‘We’re staying right here,’ he said, and not able to hold back a moment longer, he stepped closer so they could kiss, and they stayed like that in each other’s arms until the clock had struck the hour, and the next one too, because Alice Hargreave was, at last, exactly in the spot where she needed to be.
46
Mhairi had made it to the car and Jolyon was safely strapped in his seat, exhausted from a long day’s gardening. She wished she could say she’d enjoyed it as much as him, even if Shell seemed to have forgiven her son enough to come and plant a few potatoes and herbs alongside him, but Mhairi had been unable to shake the feeling of eyes upon her, of being judged. But soon they’d be home and out of sight of everyone. What a relief that always was.
‘Mrs Sears,’ a voice called. ‘Can I have a word?’
Mhairi froze. That phrase, whether it was said with a beckoning finger at nursery pick-up, or by a health visitor at her doorstep, was enough to strike her frozen with fear.
She turned slowly on her heel, taking the time to rearrange her face, but on their way across the floodlit carpark towards her at quite a pace were Livvie and Roz and Shell, and they looked like they meant business. She took a deep breath.
‘Look, I know you want us gone from the project,’ Mhairi pre-empted.
‘Before you go, we wanted to show you something,’ Livvie was saying over her, ‘because I think we might have been getting ourselves in a pickle unnecessarily.’
‘Oh?’ Mhairi said, wincing and wishing herself miles away.
Jolyon, however, was chuckling from his car seat, waving at his friend.
‘Show them, Shell,’ said Livvie, and from behind her back the little girl produced her precious blue blanket.
Jolyon’s eyes lit up at the sight of it and he reached out a hand.
‘Oh, you can’t be handing that over, Shell. Isn’t that your special blankie?’ Mhairi said, looking between the girl and her mum.
Shell, however, seemed resolute and, stepping closer to the little boy, she pulled her hands apart to reveal the blanket was somehow cut into two halves.
Mhairi’s chest sank with a heavy weight of emotion. ‘You split it?’ she said.
‘Shedid,’ said Shell, tipping her head towards Roz, ‘but it wasmyidea.’
‘I may have hemmed it in blue satin all the way round so it won’t fray, and there’s a wee bit of embroidery too,’ said Roz.
Shell sorted the two pieces, showing Jolyon his name stitched in sunshine yellow on his half. ‘And my half says Shell.’
‘You weren’t cross with us?’ Mhairi asked, her mind racing. ‘This was what you were doing when you all disappeared together into the repair shop?’
Jolyon had the blanket in his hands and against his cheek in seconds, and Livvie steadied an emotional Mhairi with a hand at her arm.
‘Of course we weren’t cross,’ said Livvie like it was obvious. ‘What’s there to be cross about amongst friends?’
Jolyon, once unstrapped from his car seat, joined in the game of giving out hugs, stretching his arms especially wide for Shell. The little girl laughed at this and held her friend tight, and no one had to say another thing because, as the bairns had proven, sometimes love needs no words at all.
EPILOGUE
Alice Hargreave was daydreaming again.
Cary’s woodworking yard was leafy and bright under the late-March sunshine. She was in her favourite place, under a blanket with her coffee, watching Cary working on his latest cabinetry commission. He stopped for a moment to wipe a hand across his brow, smiling for her, and she smiled back.
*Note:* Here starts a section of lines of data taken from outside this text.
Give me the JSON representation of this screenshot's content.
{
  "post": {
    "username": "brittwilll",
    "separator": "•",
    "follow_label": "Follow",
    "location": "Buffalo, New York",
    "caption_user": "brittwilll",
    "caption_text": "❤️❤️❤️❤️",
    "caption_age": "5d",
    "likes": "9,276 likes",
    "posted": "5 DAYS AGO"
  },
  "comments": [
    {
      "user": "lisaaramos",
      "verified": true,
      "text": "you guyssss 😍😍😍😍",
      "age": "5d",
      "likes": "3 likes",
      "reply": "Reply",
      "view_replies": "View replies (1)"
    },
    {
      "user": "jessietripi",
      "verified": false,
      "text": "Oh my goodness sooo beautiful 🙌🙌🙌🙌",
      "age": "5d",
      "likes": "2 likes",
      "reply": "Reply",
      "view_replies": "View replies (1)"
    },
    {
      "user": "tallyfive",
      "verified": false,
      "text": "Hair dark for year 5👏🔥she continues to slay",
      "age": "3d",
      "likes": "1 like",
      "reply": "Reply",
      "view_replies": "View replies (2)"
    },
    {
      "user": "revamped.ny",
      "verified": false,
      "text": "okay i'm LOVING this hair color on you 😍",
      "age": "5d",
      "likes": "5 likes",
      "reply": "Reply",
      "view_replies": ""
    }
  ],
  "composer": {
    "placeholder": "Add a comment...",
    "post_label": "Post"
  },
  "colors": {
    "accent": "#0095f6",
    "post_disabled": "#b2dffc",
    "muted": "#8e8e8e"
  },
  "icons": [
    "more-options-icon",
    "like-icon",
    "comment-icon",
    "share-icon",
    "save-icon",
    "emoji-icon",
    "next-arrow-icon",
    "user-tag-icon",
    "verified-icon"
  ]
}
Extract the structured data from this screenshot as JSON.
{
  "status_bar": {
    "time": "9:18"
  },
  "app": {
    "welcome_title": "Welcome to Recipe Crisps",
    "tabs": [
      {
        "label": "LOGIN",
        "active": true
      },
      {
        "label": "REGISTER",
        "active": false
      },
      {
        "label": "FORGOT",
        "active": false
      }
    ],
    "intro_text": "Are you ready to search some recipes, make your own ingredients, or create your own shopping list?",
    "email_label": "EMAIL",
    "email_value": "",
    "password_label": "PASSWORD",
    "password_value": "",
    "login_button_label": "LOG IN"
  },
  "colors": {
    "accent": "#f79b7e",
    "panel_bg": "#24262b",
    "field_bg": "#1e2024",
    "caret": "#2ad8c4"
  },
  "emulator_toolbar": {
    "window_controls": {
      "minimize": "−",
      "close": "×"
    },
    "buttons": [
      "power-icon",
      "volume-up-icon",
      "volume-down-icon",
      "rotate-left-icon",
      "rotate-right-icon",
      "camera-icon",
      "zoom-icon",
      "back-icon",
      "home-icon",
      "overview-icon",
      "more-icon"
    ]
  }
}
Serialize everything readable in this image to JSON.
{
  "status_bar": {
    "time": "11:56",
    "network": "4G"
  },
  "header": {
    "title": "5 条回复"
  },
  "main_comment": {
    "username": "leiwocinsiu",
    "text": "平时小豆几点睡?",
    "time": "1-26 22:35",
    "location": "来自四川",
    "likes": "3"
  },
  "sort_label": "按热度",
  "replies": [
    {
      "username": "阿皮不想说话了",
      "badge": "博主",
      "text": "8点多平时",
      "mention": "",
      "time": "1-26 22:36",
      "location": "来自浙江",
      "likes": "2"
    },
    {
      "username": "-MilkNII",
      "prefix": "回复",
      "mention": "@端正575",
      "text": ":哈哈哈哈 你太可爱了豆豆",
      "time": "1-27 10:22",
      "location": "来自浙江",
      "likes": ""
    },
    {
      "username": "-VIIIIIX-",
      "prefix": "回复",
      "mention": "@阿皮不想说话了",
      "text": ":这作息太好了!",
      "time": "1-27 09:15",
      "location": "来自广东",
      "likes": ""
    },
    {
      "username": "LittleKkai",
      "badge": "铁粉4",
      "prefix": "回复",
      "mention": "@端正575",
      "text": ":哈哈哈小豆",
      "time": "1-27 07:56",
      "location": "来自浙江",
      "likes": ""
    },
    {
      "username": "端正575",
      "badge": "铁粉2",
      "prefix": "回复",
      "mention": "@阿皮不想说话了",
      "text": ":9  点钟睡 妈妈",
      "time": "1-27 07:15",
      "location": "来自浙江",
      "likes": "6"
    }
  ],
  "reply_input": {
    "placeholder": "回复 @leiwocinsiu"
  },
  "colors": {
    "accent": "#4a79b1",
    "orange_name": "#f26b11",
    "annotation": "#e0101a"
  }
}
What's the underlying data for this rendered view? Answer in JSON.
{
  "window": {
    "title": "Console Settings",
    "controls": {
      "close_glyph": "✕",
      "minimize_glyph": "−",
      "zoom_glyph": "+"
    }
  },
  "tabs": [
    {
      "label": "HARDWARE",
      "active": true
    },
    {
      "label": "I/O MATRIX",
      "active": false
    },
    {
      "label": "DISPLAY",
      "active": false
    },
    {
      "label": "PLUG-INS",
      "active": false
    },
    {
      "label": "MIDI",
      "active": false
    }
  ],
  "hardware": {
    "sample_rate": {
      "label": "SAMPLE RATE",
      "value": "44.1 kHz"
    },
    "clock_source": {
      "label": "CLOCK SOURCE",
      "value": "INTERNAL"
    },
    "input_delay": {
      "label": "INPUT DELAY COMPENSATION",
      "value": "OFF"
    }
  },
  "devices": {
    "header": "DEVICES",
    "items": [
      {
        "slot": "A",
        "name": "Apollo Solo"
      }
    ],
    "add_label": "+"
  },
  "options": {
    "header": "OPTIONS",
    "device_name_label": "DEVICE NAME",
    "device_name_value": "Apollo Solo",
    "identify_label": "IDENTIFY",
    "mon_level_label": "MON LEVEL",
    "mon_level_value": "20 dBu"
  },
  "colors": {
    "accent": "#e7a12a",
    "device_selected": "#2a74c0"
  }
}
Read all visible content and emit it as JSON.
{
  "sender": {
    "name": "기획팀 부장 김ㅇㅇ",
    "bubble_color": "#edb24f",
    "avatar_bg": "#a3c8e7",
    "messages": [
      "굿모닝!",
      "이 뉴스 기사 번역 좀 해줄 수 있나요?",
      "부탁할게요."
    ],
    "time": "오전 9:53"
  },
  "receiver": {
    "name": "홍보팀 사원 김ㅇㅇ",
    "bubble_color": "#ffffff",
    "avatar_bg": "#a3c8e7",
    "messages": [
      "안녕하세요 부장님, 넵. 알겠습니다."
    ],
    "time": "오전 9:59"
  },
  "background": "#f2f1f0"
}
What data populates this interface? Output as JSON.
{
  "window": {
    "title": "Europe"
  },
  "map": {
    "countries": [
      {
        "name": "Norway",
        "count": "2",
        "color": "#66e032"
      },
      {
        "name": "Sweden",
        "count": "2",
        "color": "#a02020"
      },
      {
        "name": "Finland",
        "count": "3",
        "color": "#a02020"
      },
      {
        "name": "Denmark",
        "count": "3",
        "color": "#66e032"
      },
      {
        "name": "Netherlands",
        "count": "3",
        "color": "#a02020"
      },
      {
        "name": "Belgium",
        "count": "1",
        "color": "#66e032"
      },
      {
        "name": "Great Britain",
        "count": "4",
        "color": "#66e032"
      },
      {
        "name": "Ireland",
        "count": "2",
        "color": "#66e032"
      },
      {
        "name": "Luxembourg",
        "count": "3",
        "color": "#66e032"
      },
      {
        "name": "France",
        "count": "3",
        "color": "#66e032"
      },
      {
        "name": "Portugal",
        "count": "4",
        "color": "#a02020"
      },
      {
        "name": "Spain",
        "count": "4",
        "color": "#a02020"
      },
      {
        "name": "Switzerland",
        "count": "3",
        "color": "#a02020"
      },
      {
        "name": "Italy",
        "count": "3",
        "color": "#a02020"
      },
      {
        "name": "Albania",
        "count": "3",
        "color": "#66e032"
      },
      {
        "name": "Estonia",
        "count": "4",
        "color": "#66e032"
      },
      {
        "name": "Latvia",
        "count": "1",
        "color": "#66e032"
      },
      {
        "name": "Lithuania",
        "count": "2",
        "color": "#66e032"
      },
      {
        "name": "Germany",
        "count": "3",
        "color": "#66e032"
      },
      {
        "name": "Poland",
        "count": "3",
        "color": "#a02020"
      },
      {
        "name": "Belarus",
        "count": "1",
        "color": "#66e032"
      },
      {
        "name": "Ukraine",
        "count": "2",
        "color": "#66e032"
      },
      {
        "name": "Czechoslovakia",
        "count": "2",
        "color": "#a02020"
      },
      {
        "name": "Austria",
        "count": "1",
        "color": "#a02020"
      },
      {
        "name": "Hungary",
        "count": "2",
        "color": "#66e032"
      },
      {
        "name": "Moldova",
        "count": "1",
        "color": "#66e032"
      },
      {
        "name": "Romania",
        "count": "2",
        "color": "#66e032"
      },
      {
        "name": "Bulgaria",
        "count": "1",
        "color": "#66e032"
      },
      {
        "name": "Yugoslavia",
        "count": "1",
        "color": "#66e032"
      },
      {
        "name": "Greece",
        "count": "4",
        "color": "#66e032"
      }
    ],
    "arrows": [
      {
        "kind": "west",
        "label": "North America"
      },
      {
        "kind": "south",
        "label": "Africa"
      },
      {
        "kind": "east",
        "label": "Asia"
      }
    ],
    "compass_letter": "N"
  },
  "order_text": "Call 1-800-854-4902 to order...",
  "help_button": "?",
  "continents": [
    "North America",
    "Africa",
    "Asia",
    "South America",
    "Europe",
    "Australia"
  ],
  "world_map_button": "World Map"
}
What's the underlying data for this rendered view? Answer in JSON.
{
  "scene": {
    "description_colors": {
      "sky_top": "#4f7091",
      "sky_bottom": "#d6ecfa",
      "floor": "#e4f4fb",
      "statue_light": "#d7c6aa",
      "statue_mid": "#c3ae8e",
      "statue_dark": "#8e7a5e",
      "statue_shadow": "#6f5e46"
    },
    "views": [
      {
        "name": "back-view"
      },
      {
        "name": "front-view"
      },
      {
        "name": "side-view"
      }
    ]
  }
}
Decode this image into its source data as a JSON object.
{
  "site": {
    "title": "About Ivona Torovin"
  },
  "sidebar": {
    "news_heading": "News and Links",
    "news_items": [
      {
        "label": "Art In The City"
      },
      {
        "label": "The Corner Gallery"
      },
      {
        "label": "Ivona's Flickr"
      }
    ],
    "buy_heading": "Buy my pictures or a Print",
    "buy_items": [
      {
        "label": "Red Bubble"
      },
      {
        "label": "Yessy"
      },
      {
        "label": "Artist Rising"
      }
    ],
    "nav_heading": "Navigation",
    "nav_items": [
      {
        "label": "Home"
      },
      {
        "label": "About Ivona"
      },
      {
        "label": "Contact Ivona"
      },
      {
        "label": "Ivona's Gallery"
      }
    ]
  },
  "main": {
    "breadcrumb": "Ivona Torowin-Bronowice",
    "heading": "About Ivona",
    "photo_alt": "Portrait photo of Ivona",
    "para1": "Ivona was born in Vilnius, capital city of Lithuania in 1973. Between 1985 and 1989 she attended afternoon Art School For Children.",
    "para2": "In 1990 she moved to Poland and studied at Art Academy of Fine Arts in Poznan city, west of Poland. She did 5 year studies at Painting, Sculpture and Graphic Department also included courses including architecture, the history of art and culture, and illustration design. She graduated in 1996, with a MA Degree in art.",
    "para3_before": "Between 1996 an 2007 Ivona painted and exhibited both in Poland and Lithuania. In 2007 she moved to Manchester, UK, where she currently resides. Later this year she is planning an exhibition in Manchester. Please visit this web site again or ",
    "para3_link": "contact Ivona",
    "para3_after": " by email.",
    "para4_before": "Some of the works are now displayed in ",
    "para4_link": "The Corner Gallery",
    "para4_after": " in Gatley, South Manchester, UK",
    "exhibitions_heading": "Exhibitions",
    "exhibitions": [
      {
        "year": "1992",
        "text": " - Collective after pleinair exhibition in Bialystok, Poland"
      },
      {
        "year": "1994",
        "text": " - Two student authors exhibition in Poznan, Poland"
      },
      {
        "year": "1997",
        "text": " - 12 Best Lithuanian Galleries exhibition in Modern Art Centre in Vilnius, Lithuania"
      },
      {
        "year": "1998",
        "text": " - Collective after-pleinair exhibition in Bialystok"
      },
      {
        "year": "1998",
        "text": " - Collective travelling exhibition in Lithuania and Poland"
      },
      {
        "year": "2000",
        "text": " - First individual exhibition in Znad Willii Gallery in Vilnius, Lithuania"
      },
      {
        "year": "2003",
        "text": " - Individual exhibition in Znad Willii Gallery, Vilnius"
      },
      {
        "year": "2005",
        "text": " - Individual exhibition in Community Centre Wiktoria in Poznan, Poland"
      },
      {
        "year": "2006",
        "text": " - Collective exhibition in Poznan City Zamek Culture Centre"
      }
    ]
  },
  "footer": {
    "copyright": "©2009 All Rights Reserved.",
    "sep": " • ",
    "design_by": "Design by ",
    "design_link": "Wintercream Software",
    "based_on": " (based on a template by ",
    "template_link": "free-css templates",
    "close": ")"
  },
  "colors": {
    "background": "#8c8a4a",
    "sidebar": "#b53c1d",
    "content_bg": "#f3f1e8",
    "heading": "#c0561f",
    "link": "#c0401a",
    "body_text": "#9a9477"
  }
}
Even though it was only early spring, she was dreaming already of the sunny season here and in the gardens at the repair shop, which were already sprouting with fresh green life, and the aspen trees had budded heavily, ready to put out their leaves.
She dreamed also of how lovely the blossom would be on the apple trees all around Cary’s lovely yard, and she dreamed of her mother coming to stay for Easter, alone, now that she’d followed her daughter’s lead, with a fair bit of talking over the phone, and she’d put some gentle boundaries in place for her erstwhile husband.
Alice was dreaming too of the town’s Beltane bonfire celebration that she’d heard all about from Gracie, knowing it involved wine and wild dancing until deep into May Day morning.
She sighed and sipped her coffee, drawing Cary’s attention, summoning him as if by witchcraft to wander over and take a sip from her cup, before he kissed the top of her head and went back to his work.
She dreamed of getting better, and the long lifetime of self-care she had ahead of her in that regard, but she was prepared for it, and prepared to continue reaping its benefits too.